Mayor Daley bristled last week at the suggestion that he might be friends with a mobster. The rest of us shrugged off the possible mob ties, just like we shrugged off a series of stories that suggest the Chicago area's reputation for corruption is well-earned.High taxes,high crime.
It's not so much that we like our mobbed-up reputation, although some of us treat it as entertainment and revel in our infamous history. Corruption seems embedded in our culture here, even a source of pride, as if to say we're not another vanilla, Midwestern city. We have big-city problems here, like rats and cockroaches, and we're not so naive to believe that they can ever be fully eradicated. Maybe that's why corruption in this city never will be eliminated.

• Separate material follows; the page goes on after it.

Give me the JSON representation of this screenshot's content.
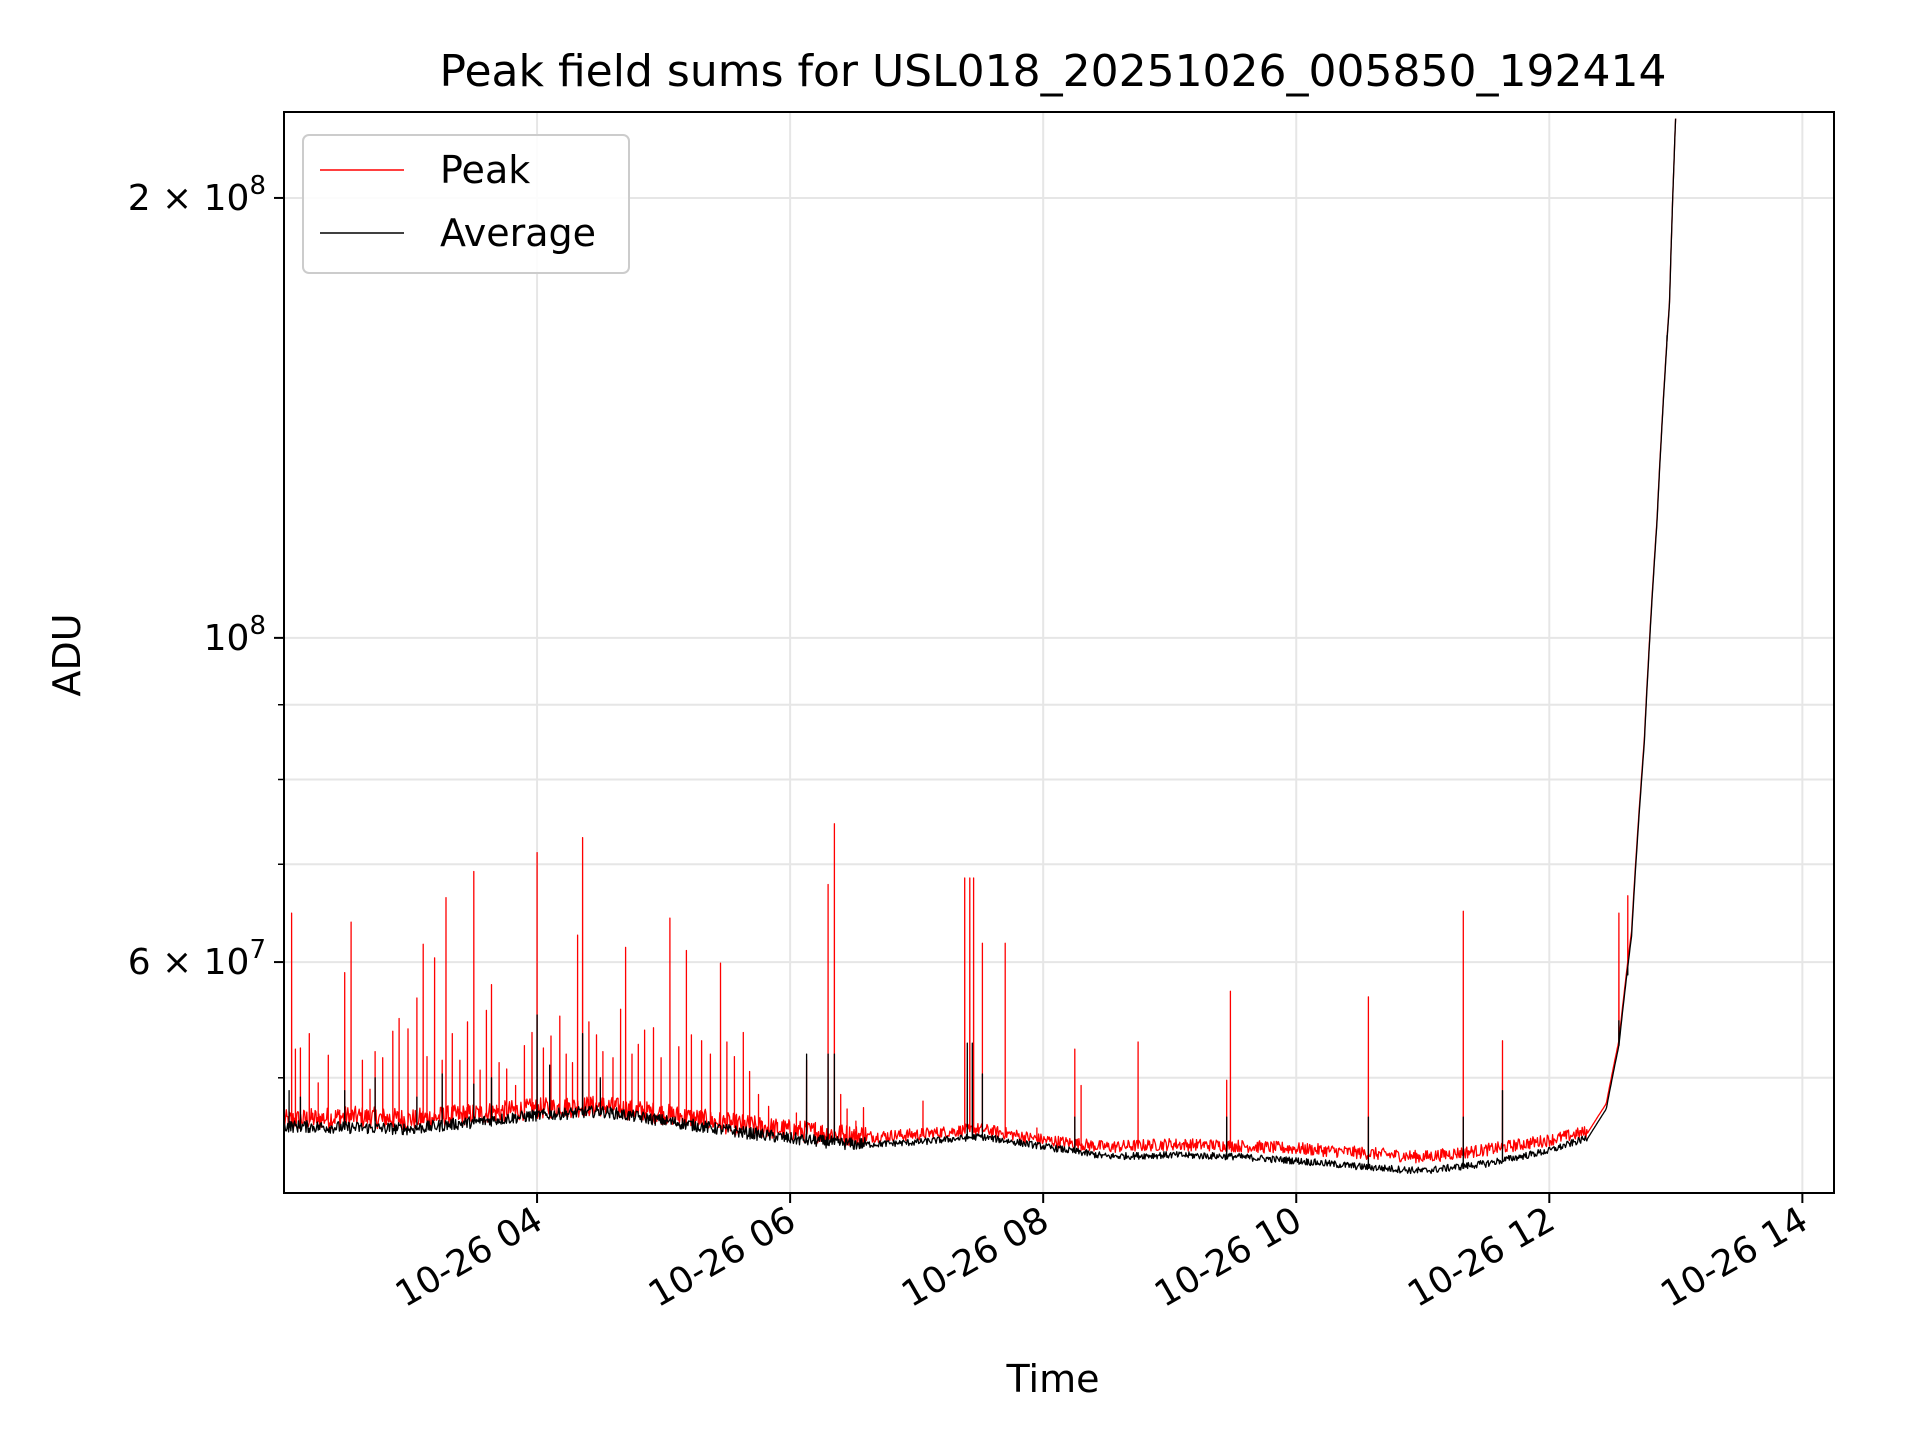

Our tolerance for graft was on full display last Thursday. As the gruesome secrets of Al Capone's mob descendants were being exposed at a federal trial, prosecutors were busy unveiling a host of corruption indictments. Former Ald. Edward Vrdolyak was hit with more fraud charges in a kickback scheme. The former police chief of Melrose Park was charged with shaking down local businessmen. The former head of Illinois prisons was indicted for allegedly taking bribes in exchange for contracts. And a white businessman was charged with gaming the system by using a minority firm as a front to win a Chicago Public Schools landscaping contract.